Coaching – A fabric for organisational adaptability

As the world becomes more and more dynamic, organisations (people, structures, processes, systems, culture, etc.) are expected to adapt to the demands brought on by disruptive industry trends and digital efficiencies. What is more apparent and perhaps challenging to some is that the adaptation is no longer taking place at an industry level or even at a region or county level. Organisations are fast expected to adapt at a global level. Unfortunately, some are still just reacting and not adapting. In addition their reaction is a response to changes within their immediate purview. Organisations face countless challenges both externally and internally. How they identify these challenges and bring them under control determines their ability to remain competitive.


There are various unique organisational capabilities that enable organizations to adapt, these include; leadership styles, technological advancement, digital intelligence, a culture conducive to change, strong corporate entrepreneurship, and a learning culture, amongst other factors. This article focuses on coaching. Which may enable the identification and implementation of the above mentioned and other organisational capabilities. The stronger the coaching fabric of an organisation, the more flexible and agile and the better equipped it is to adapt to change. This includes change from within the organisation and change within the environment which the organisation operates. More often than not, the strategy of an organisation is made or broken at the middle to senior management level. This is the level at which coaching is mostly required and highly effective, however not limited to (management). Many management and C-suite recruiters today have identified the ability to coach and to be coached as a critical leadership and management skill. In addition most organisations have included it in their management and leadership development initiatives.
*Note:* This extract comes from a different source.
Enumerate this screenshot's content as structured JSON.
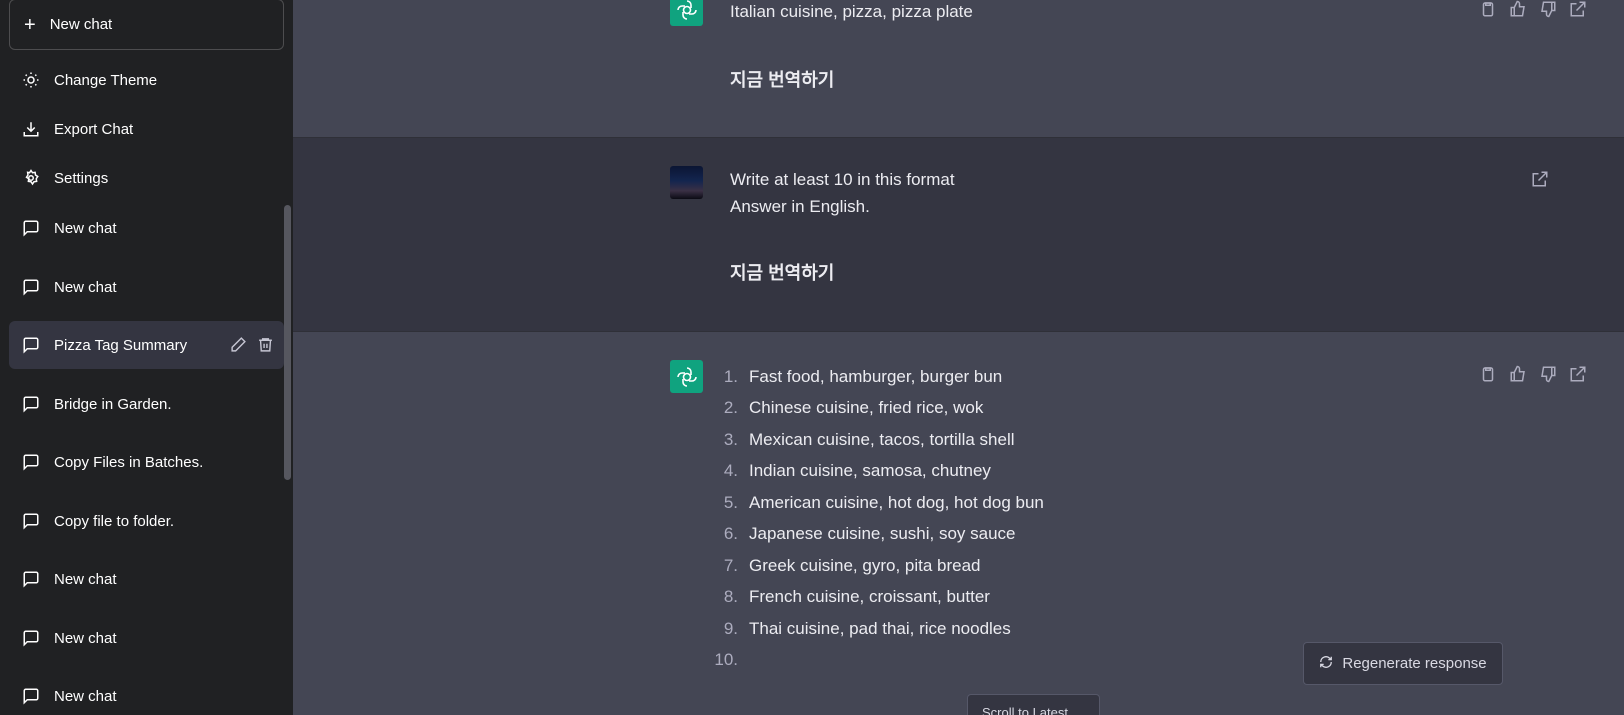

Organisations must be able to adapt, as a result of coaching outcomes. Coaching helps individuals to; explore and analyse problems with depth, develop proactive and solution-focused habits and behaviour, support each other and create a psychologically safe environment for growth. It promotes creativity and resilience, in turn creates a culture of high performance. This gives organisations a competitive edge, especially in an environment of continuous change. Coaching facilitates an environment that eliminates old and ill habits, it stimulates and encourages innovation and establishes network team thinking and integrated processes. Thus fostering an environment fit for business strategy development and implementation, which would otherwise be a daunting task, amidst major transformation and uncertainty. Organisations must employ the expertise of organisation design specialists, to champion coaching and other fundamental initiatives that promote a culture of adaptability. Overlooking this need can be very detrimental to an organisation. The inevitability of disruption can affect the morale in the workplace and impact on productivity and performance of employees, putting strategy implementation (and transformation) efforts at risk. Businessman and chief executive officer of Chrysler, Robert Nardelli said, “I absolutely believe that people, unless coached, never reach their maximum capabilities.” Orgsnisations should invest in coaching as a resource to achieve sustainability, through adaptability.